Eş başkanlık ve eşit temsiliyet 2014'ten beri aslında yerel yönetimlerde uygulanan bir sistem ama nedense suç olduğunu yeni keşfettiniz. İşin aslı, belediyelere çöreklenmek istiyorsunuz, belediyeleri gasbetmek istiyorsunuz; bunun için de -daha önce de uydurduğunuz o kara propagandalar boşa çıkınca- şimdi eş başkanlık modeline, sistemine sarılarak bu sistemi suçlamaya, bu sistemi boşa çıkarmaya çalışıyorsunuz.

Değerli arkadaşlar, eş başkanlık, demokratik olduğu kadar farklılıkları esas alan, kadınları karar süreçlerine dâhil eden bir mekanizmadır. Açıkçası bu mekanizmadan neden korktuğunuzu buradan sormak istiyorum ve cevabını da duymak istiyoruz.

Kadınlar için yerel yönetimlere katılım sadece bir yetki, koltuk meselesi değildir; hayatın tam kendisidir. Sizin için belediyeler koltuk, makam, mevki ve rant olabilir ama kadınlar için şiddete uğradığında çaldığı kapıdır; sorunlarını anlattığı, çözüm bulduğu bir yerdir çünkü yerelde, yerel hizmette kadınları gören, ihtiyaçlarını önemseyen bir kadın modelidir. Demokratik, ekolojik ve kadın özgürlükçü yerel yönetim modeline tahammülsüzlüğün bir nedeni de açıkçası budur. Toplumun demokratikleşmesi, kadınların özgürleşmesi, Kürtlerin bir kazanıma sahip olması, tek adam rejimi için bir beka sorunu hâline gelmiştir; asıl mesele, asıl dert de budur. Diğerlerinin de bizler aslında işin kara propagandası, algı operasyonları olduğunu çok iyi biliyoruz.

Değerli arkadaşlar, yine "annelik" kavramı, annelik üzerinden aslında AKP'nin çokça siyaset yaptığını, aslında bunu çokça kutsallaştırdığını ama annelik konusunda da bir ikiyüzlü siyaset izlendiğini söyleyebiliriz. Eğer AKP'liyseniz makul bir annesiniz, değilseniz de teröristsiniz tıpkı Emine Aydoğan gibi.

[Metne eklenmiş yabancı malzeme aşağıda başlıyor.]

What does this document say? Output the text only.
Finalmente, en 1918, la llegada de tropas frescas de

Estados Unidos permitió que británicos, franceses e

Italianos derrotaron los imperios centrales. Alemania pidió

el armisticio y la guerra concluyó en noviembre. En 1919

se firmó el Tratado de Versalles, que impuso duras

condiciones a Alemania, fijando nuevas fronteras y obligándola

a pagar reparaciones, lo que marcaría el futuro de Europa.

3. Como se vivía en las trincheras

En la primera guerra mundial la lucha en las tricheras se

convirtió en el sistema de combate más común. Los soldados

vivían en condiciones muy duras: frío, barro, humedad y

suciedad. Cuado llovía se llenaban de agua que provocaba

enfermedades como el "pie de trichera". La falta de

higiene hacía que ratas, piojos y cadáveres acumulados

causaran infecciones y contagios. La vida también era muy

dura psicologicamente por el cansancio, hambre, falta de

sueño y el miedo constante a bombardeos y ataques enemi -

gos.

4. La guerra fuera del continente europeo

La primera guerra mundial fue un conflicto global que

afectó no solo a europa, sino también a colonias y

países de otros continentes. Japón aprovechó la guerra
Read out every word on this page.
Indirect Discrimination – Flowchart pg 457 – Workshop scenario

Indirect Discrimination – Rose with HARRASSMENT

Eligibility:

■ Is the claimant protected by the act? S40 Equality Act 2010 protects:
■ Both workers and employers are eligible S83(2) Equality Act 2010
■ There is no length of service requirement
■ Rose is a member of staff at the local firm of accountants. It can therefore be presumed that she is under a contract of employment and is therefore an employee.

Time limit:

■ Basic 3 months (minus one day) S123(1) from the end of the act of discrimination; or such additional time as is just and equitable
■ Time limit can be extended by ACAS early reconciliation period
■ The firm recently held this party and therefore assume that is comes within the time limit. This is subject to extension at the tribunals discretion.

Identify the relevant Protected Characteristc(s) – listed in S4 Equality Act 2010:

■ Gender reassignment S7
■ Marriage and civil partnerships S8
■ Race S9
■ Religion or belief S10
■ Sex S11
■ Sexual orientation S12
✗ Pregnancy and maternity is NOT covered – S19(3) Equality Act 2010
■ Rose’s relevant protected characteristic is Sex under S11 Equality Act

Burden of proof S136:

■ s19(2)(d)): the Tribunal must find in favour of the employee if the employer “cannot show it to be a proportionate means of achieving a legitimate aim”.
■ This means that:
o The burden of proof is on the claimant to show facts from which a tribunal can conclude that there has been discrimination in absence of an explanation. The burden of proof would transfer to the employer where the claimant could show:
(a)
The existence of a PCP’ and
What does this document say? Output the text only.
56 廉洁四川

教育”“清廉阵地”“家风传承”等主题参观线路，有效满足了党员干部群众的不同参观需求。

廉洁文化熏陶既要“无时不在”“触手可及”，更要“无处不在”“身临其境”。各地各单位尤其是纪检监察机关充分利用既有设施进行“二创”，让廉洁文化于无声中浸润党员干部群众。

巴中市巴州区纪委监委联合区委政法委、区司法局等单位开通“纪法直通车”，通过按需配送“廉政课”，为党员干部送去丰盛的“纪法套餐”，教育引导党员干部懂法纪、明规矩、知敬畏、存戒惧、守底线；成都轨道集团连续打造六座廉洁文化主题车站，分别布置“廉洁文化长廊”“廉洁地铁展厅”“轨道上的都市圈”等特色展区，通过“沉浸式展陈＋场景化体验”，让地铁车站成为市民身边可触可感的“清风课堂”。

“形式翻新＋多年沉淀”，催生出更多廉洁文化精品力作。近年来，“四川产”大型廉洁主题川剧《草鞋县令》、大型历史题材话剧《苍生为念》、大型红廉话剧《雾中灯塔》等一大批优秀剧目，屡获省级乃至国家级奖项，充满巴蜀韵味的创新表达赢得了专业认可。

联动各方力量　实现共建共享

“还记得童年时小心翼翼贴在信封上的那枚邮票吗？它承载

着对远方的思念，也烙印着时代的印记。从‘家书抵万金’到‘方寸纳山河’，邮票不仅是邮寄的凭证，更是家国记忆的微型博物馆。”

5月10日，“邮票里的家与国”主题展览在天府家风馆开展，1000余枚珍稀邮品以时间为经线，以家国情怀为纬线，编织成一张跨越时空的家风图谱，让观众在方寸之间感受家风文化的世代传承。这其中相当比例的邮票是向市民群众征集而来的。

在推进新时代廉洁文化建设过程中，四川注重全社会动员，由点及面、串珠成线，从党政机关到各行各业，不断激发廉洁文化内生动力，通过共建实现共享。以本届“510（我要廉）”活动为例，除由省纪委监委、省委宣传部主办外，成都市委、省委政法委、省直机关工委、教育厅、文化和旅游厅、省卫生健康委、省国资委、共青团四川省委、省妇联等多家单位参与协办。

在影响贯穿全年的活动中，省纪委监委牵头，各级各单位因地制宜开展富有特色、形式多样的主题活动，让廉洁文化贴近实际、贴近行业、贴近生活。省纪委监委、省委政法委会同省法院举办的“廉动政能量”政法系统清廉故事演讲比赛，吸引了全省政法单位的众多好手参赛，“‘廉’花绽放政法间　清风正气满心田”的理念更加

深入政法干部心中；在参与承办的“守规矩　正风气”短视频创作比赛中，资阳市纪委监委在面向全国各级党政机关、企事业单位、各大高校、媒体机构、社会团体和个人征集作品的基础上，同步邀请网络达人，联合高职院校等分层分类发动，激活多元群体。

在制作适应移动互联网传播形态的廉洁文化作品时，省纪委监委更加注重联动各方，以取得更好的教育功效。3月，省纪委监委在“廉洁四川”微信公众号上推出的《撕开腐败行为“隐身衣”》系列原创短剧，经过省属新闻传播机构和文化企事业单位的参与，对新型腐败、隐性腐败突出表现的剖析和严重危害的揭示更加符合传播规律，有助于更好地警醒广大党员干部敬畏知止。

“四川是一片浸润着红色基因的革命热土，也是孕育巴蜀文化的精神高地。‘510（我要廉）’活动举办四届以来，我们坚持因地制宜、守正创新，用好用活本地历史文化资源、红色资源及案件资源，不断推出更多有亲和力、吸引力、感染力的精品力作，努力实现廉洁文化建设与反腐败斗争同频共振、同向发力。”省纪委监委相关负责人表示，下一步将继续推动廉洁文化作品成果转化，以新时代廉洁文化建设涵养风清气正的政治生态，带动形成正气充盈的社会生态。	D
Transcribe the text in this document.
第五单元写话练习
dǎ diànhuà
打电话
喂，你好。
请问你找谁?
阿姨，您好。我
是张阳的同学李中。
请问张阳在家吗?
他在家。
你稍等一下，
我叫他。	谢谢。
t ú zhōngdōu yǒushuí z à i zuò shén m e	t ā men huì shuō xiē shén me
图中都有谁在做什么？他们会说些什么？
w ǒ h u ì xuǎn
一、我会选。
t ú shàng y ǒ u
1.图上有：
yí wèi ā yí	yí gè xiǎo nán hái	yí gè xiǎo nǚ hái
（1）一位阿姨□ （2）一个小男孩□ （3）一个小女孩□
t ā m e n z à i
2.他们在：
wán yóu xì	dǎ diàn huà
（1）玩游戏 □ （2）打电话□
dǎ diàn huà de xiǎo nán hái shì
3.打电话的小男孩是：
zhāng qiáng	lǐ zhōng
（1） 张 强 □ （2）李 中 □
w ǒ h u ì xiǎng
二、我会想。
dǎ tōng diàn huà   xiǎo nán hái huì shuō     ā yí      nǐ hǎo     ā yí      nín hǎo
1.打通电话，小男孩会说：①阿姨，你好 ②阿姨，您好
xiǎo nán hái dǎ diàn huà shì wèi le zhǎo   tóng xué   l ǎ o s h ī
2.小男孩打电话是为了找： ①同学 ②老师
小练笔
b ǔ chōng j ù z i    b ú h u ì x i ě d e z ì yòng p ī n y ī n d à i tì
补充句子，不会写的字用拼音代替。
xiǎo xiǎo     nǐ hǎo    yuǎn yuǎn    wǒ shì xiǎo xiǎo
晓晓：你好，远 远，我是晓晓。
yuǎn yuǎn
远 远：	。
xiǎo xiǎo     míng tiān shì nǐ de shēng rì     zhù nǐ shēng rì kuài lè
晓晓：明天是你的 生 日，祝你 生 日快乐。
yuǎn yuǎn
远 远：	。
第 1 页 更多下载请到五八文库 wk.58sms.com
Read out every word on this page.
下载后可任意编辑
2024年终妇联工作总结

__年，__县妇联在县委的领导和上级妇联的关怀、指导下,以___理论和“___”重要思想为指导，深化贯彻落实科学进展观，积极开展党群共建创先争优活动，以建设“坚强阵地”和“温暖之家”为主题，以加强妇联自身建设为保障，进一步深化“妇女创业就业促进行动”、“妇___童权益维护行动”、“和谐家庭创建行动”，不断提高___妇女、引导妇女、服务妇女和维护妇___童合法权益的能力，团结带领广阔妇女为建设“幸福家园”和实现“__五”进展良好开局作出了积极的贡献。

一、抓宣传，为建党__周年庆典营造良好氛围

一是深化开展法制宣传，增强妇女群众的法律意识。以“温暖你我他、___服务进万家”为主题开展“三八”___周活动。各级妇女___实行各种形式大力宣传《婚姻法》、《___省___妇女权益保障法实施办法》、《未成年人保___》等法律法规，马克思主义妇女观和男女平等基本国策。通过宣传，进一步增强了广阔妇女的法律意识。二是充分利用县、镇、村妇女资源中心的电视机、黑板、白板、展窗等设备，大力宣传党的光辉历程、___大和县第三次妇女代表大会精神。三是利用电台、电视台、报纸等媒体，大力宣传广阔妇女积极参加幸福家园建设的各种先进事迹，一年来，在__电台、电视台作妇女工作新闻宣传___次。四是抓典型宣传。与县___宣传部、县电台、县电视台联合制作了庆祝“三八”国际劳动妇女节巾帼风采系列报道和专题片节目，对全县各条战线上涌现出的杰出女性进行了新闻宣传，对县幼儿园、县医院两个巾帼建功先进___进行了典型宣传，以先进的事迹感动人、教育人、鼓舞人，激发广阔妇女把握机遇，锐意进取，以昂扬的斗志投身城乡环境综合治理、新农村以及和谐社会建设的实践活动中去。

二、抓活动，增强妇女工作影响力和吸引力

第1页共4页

65 yaşında Emine anne barış mücadelesi yürütüyordu, tutuklandı. Yani neden tutuklandığını da insanların ne biçim tutuklandığını da sizler çok iyi biliyorsunuz, şimdi zamanım yok bunu detaylandırayım ama Emine anne tutuklandığında cezaevinde rahatsızlıkları vardı. 3 defa ameliyat oldu; ameliyat olurken bile bileklerinde kelepçeyle maalesef hastanede tedavisi sürdürüldü. Bizlerin ısrarına, talebine rağmen Emine Aydoğan tahliye edilmedi ve cezaevinde yaşamını yitirdi.

Emine Aydoğan'ın yaşadığı sadece bununla sınırlı kalmadı; elbette ki Emine Aydoğan'ın yani Emine annenin dirisine yapılan zulmün aynısını bu sefer de Emine annenin cenazesine yaşattınız. Emine anne katledildi, cenazesi ailesi tarafından defnedilmek istendi ama maalesef mezarlığa götürülürken mezarlık ablukaya alındı, hem ailesinin hem imamın cenaze törenine katılımı engellendi. Emine anne -hani az önce çokça türban meselesi üzerinden bir kriz çıkardınız ya- tam da inançlı bir kadın, inancına göre defnedilmesini engellediniz; yıkanması, namazının kılınması, dualarla uğurlanması engellendi. İşte tam da bu bir zulümdür, yeryüzünde hiçbir iktidar bu zulmü yapmamıştır, IŞİD bile benzer bir uygulamaya imza atmamıştır ama AKP bu zulme imza atmıştır.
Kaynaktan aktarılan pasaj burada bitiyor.